Тимоша направился к Фоме, но тот, войдя в толпу, резво поднялся на ноги:
— Давай, Тимоша, бегом. Не приведи господи, передумает сукин сын капитан.
Они торопливо пробрались сквозь смыкавшуюся за ними толпу, миновали солдат. Из последних сил пробежали по пустынной улице, распугивая хлопотливых кур и важных петухов.
У волостного правления Тимоша хотел было отвязать вожжи от коновязи, но в глазах потемнело, и он ухватился за грядку телеги, чтобы не упасть.

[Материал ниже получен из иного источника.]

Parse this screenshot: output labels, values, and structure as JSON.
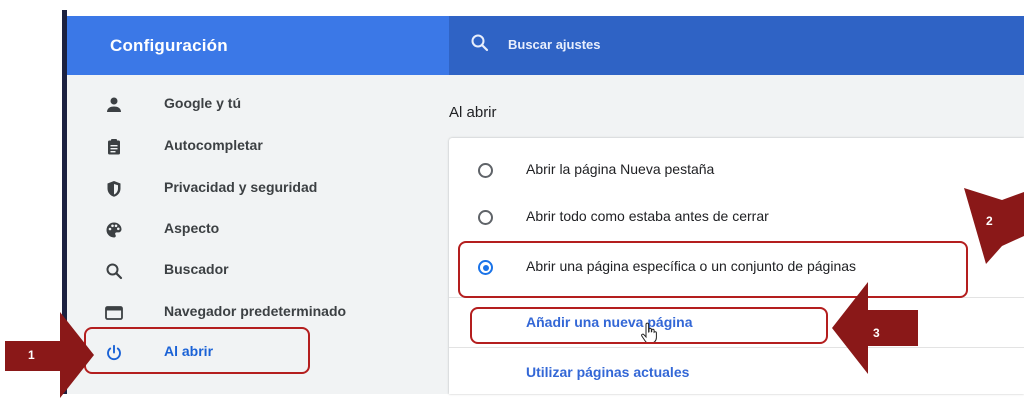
{
  "header": {
    "title": "Configuración",
    "search_placeholder": "Buscar ajustes"
  },
  "sidebar": {
    "items": [
      {
        "label": "Google y tú",
        "icon": "person-icon"
      },
      {
        "label": "Autocompletar",
        "icon": "clipboard-icon"
      },
      {
        "label": "Privacidad y seguridad",
        "icon": "shield-icon"
      },
      {
        "label": "Aspecto",
        "icon": "palette-icon"
      },
      {
        "label": "Buscador",
        "icon": "search-icon"
      },
      {
        "label": "Navegador predeterminado",
        "icon": "browser-window-icon"
      },
      {
        "label": "Al abrir",
        "icon": "power-icon",
        "active": true
      }
    ]
  },
  "startup": {
    "section_title": "Al abrir",
    "options": [
      {
        "label": "Abrir la página Nueva pestaña",
        "checked": false
      },
      {
        "label": "Abrir todo como estaba antes de cerrar",
        "checked": false
      },
      {
        "label": "Abrir una página específica o un conjunto de páginas",
        "checked": true
      }
    ],
    "add_page_link": "Añadir una nueva página",
    "use_current_link": "Utilizar páginas actuales"
  },
  "annotations": {
    "step1": "1",
    "step2": "2",
    "step3": "3",
    "color": "#b41e1e"
  },
  "colors": {
    "header": "#3b78e7",
    "search_bar": "#2f63c5",
    "accent": "#1a73e8",
    "sidebar_bg": "#f1f3f4"
  }
}
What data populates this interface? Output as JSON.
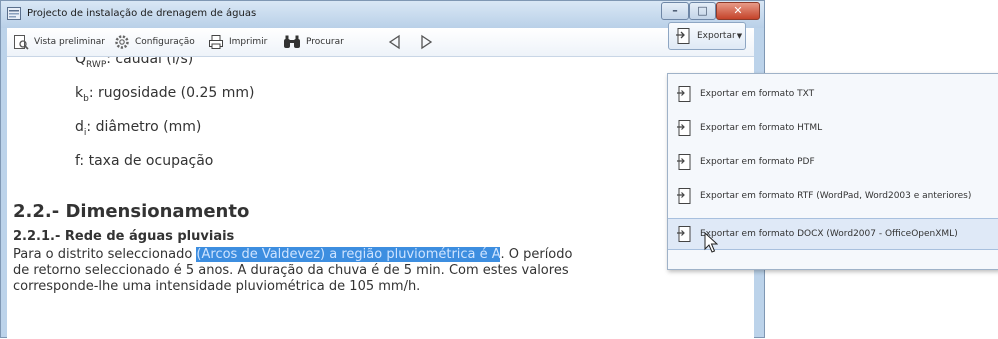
{
  "window": {
    "title": "Projecto de instalação de drenagem de águas"
  },
  "toolbar": {
    "preview": "Vista preliminar",
    "config": "Configuração",
    "print": "Imprimir",
    "search": "Procurar",
    "prev_icon": "triangle-left",
    "next_icon": "triangle-right",
    "export": "Exportar"
  },
  "content": {
    "q_label": "Q",
    "q_sub": "RWP",
    "q_desc": ": caudal (l/s)",
    "k_label": "k",
    "k_sub": "b",
    "k_desc": ": rugosidade (0.25 mm)",
    "d_label": "d",
    "d_sub": "i",
    "d_desc": ": diâmetro (mm)",
    "f_line": "f: taxa de ocupação",
    "heading": "2.2.- Dimensionamento",
    "subheading": "2.2.1.- Rede de águas pluviais",
    "para_line1_a": "Para o distrito seleccionado ",
    "para_line1_hl": "(Arcos de Valdevez) a região pluviométrica é A",
    "para_line1_b": ". O período",
    "para_line2": "de retorno seleccionado é 5 anos. A duração da chuva é de 5 min. Com estes valores",
    "para_line3": "corresponde-lhe uma intensidade pluviométrica de 105 mm/h."
  },
  "export_menu": {
    "items": [
      "Exportar em formato TXT",
      "Exportar em formato HTML",
      "Exportar em formato PDF",
      "Exportar em formato RTF (WordPad, Word2003 e anteriores)",
      "Exportar em formato DOCX (Word2007 - OfficeOpenXML)"
    ],
    "selected_index": 4
  },
  "colors": {
    "highlight": "#3d8ee0",
    "close_button": "#c4432a",
    "menu_selected": "#dfe9f7"
  }
}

— Забирайся, — услышал он словно издалека донесшийся голос деда Фомы. — Забыл, старый, упредить тебя — вопить надо. Эх, молодость!
Плохо соображая, Тимоша кое-как забрался в телегу, лег ничком на сенную подстилку. Вернулись боль, и злость, и обида.

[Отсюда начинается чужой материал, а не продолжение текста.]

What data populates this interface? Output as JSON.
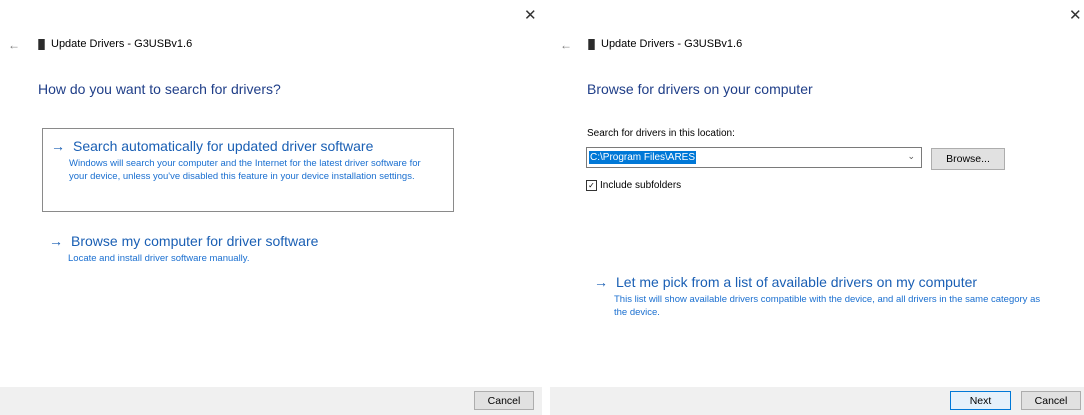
{
  "left_dialog": {
    "close_glyph": "✕",
    "back_glyph": "←",
    "window_title": "Update Drivers - G3USBv1.6",
    "heading": "How do you want to search for drivers?",
    "options": [
      {
        "arrow": "→",
        "title": "Search automatically for updated driver software",
        "description": "Windows will search your computer and the Internet for the latest driver software for your device, unless you've disabled this feature in your device installation settings."
      },
      {
        "arrow": "→",
        "title": "Browse my computer for driver software",
        "description": "Locate and install driver software manually."
      }
    ],
    "cancel_label": "Cancel"
  },
  "right_dialog": {
    "close_glyph": "✕",
    "back_glyph": "←",
    "window_title": "Update Drivers - G3USBv1.6",
    "heading": "Browse for drivers on your computer",
    "location_label": "Search for drivers in this location:",
    "path_value": "C:\\Program Files\\ARES",
    "browse_label": "Browse...",
    "include_subfolders_label": "Include subfolders",
    "include_subfolders_checked": true,
    "check_glyph": "✓",
    "chevron_glyph": "⌄",
    "pick_option": {
      "arrow": "→",
      "title": "Let me pick from a list of available drivers on my computer",
      "description": "This list will show available drivers compatible with the device, and all drivers in the same category as the device."
    },
    "next_label": "Next",
    "cancel_label": "Cancel"
  },
  "icons": {
    "device": "usb-device-icon",
    "back": "back-arrow-icon",
    "close": "close-icon",
    "arrow": "right-arrow-icon",
    "check": "checkmark-icon",
    "chevron": "chevron-down-icon"
  },
  "colors": {
    "link_blue": "#1a5fb4",
    "heading_blue": "#1f3e88",
    "selection_blue": "#0078d7",
    "footer_gray": "#f0f0f0"
  }
}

Дед Фома стоя размахивал кнутом и дико закричал на престарелую кобыленку. Потянув телегу, кобыленка с трудом перешла на рысь, мелкую, тряскую, и в брюхе у нее звонко ёкало. Только выехав за околицу, дед Фома, кряхтя, улегся рядом.
— Понял теперь, почему вопить надо?
«С дедом лучше не спорить, — подумал Тимоша. — Иначе он всю дорогу будет обучать, как под плетьми поудобнее устраиваться. Тоже, оказывается, уметь надо. Но лучше не учиться… Попить бы…»

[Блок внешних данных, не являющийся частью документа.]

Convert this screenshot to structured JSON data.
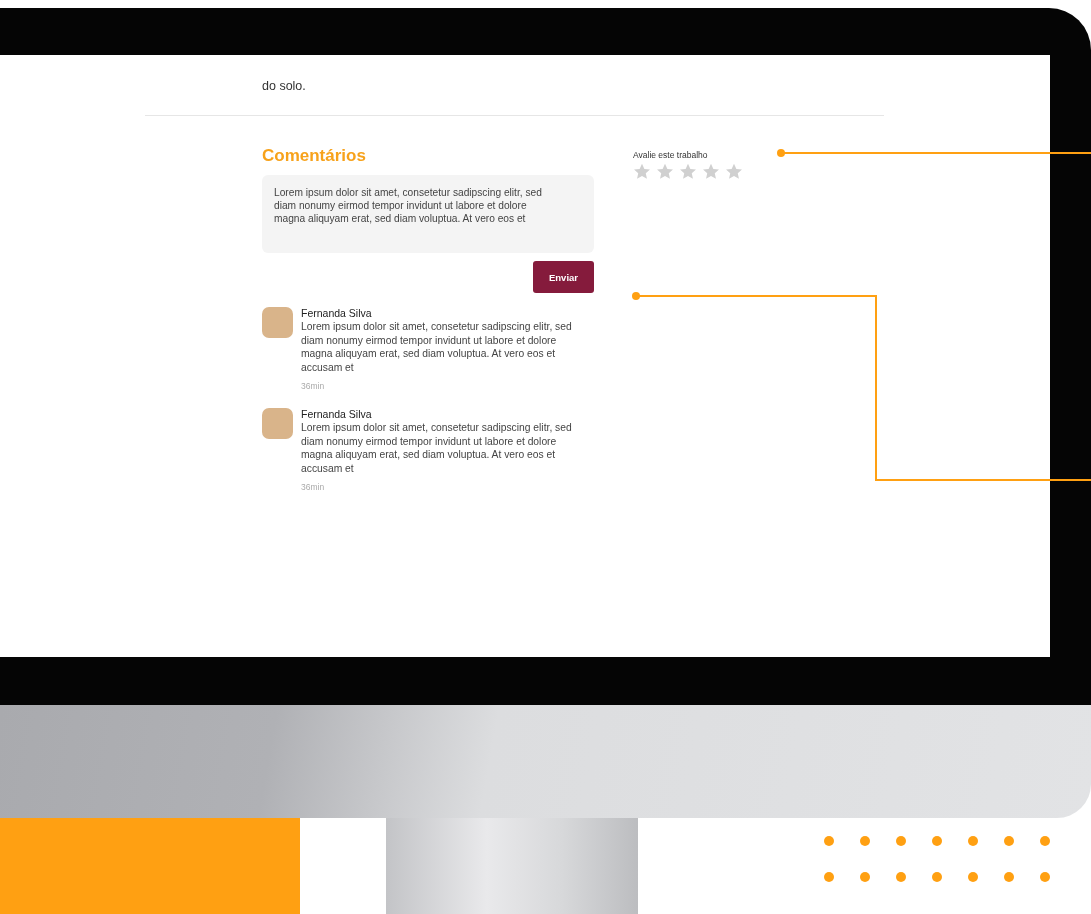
{
  "article": {
    "closing_text": "do solo."
  },
  "comments_section": {
    "title": "Comentários",
    "input": {
      "value": "Lorem ipsum dolor sit amet, consetetur sadipscing elitr, sed diam nonumy eirmod tempor invidunt ut labore et dolore magna aliquyam erat, sed diam voluptua. At vero eos et"
    },
    "submit_button": "Enviar",
    "comments": [
      {
        "author": "Fernanda Silva",
        "text": "Lorem ipsum dolor sit amet, consetetur sadipscing elitr, sed diam nonumy eirmod tempor invidunt ut labore et dolore magna aliquyam erat, sed diam voluptua. At vero eos et accusam et",
        "time": "36min"
      },
      {
        "author": "Fernanda Silva",
        "text": "Lorem ipsum dolor sit amet, consetetur sadipscing elitr, sed diam nonumy eirmod tempor invidunt ut labore et dolore magna aliquyam erat, sed diam voluptua. At vero eos et accusam et",
        "time": "36min"
      }
    ]
  },
  "rating": {
    "label": "Avalie este trabalho",
    "stars": 0
  }
}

Продолжая разговор, дед Фома изредка толкал Тимошу в бок, спрашивая, слушает ли он. Тимоша отвечал, что, мол, да, а сам думал совсем о другом.
Полгода прошло с тех пор, как распахнулась в их избе дверь и в клубах морозного духа вошел, тукая культяпкой по полу, отец.
С появлением отца в их семье и вокруг произошло столько событий, сколько Тимоша не мог упомнить за все прожитое им время. Он невольно делил свою жизнь на две неравные половины.
Куцый кусочек — «до возвращения отца», и бешеный водоворот событий — после.
Столько понадобилось передумать, понять и пережить за эти месяцы…
Уже на другой день по возвращении отец достал из чулана холщовый мешок. В нем хранились немудреные инструменты деревенского сапожника. Небольшая толстая палка с круглой металлической пяткой на одном конце и стальной лопаткой на другом — «ведьма», колодки, вар, дратва, жестяные коробочки с деревянными и железными гвоздями, фартук. Вынули из чулана отцовский столик и табуретку. Все сохранила мать, даже мешок с обрезками кожи, хорошей, довоенной, спиртовой. Такую достать теперь нечего было и думать.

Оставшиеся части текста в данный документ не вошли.